Le professionnel conteste au passage l’argument lié aux fortes chaleurs. « Lors de la Fête de la musique, il faisait 35 ou 36 degrés et nous avons eu le droit de travailler. Tout s’est très bien passé. Mardi, les températures annoncées sont moins élevées. Il faut tenir compte de l’évolution de la météo et adapter les décisions. S’il faisait encore 40 degrés à minuit, je pourrais comprendre. Mais là, il faut nous laisser travailler un peu. » Pour lui, ces restrictions interviennent dans une période déjà particulièrement difficile pour les bars et les restaurants. « Nous souffrons suffisamment de la baisse de fréquentation et de chiffres d’affaires fragiles. Les grandes soirées comme celle-ci nous permettent de compenser les périodes creuses. Si on nous enlève également ces rendez-vous, cela va devenir de plus en plus compliqué. »
Le bistrotier craint aussi l’incompréhension des clients. « Les gens vont sortir de chez eux et chercher un endroit pour regarder le match. Ils ne comprendront pas pourquoi ils ne peuvent pas boire un verre debout devant un établissement. Cela risque de créer des tensions. Nous sommes prêts à être responsables, mais il faut que les mesures restent applicables. » Plus largement, il dénonce des arrêtés appliqués uniformément à l’ensemble de l’Ille-et-Vilaine, sans tenir suffisamment compte des différences de températures entre Rennes et le littoral. Il demande ainsi à ce que les maires soient compétents pour réglementer ces autorisations ou interdictions. « Il peut faire 35 degrés à Rennes et seulement 28 degrés sur la côte. Pourtant, les mêmes interdictions s’appliquent partout. À un moment donné, il faudrait peut-être permettre aux collectivités d’adapter les décisions à la réalité locale. »
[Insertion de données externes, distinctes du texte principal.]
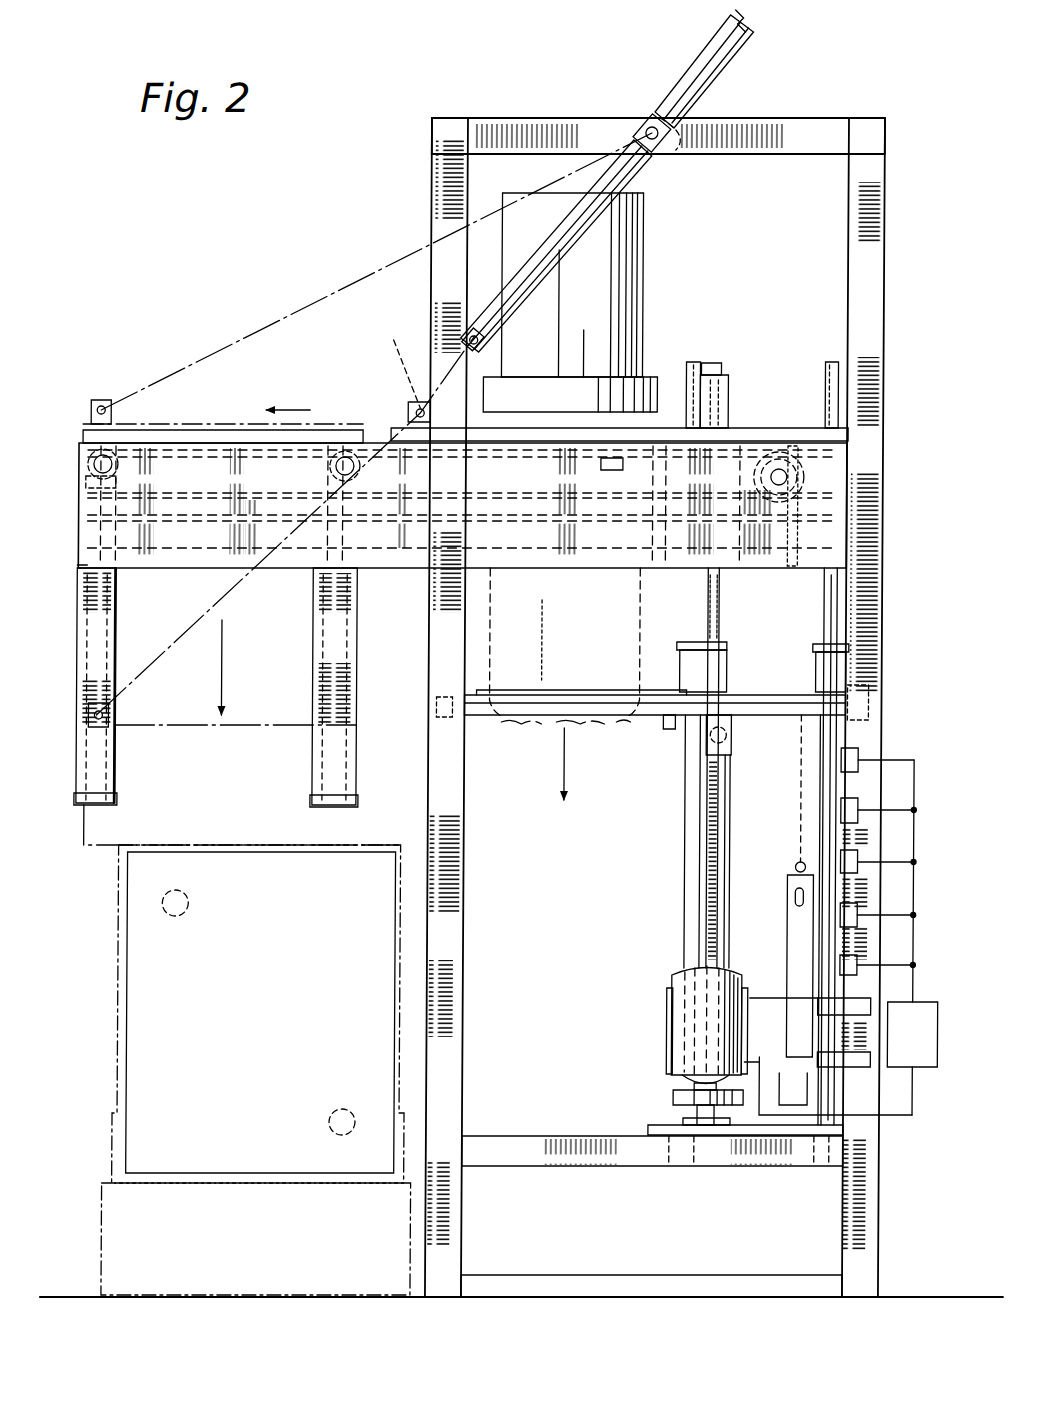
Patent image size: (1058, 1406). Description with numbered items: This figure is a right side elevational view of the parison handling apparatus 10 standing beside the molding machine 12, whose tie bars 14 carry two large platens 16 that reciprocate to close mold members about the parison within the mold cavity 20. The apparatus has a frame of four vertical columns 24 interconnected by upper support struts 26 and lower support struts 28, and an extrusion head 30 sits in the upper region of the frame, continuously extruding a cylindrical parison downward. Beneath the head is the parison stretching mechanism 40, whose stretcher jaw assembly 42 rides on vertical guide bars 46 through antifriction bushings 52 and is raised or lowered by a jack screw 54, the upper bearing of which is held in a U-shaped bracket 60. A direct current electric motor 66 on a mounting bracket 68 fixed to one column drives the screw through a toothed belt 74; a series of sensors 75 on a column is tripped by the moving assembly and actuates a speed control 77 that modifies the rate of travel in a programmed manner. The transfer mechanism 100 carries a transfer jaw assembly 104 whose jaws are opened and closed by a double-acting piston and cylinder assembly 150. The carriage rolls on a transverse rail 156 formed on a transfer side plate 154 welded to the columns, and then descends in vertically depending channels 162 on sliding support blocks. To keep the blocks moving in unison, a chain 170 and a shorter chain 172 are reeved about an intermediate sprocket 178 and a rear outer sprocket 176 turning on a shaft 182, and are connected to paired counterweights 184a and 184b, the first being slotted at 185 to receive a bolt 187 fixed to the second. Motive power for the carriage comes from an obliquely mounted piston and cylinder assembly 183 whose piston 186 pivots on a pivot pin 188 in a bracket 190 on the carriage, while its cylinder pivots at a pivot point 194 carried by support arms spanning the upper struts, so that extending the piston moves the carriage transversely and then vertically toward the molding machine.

The apparatus 10 is at (265, 285).
The molding machine 12 is at (112, 1075).
The tie bars 14 is at (190, 912).
The platens 16 is at (127, 990).
The mold cavity 20 is at (495, 92).
The columns 24 is at (440, 160).
The upper support struts 26 is at (795, 118).
The lower support struts 28 is at (655, 1272).
The extrusion head 30 is at (645, 268).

La préfecture justifie ces mesures par la nécessité de prévenir les débordements liés aux festivités du 14-Juillet et au match France-Espagne. Selon les services de l’État, la consommation d’alcool sur la voie publique favorise les violences, les nuisances et les troubles à l’ordre public. Dans un contexte de fortes chaleurs, les autorités souhaitent également éviter les alcoolisations massives et limiter la pression sur les services de secours et les urgences hospitalières. La préfecture a par ailleurs interdit les feux d’artifice dans le département jusqu’au mercredi 15 juillet, en raison du risque élevé d’incendie. Mais pour certains professionnels rennais, les autorités doivent encore revoir leur copie concernant les bars. « Nous ne demandons pas un passe-droit. Nous demandons simplement une mesure proportionnée et applicable. Mardi soir, il faut nous laisser travailler», ajoute un autre chef d’établissement bien connu à Rennes.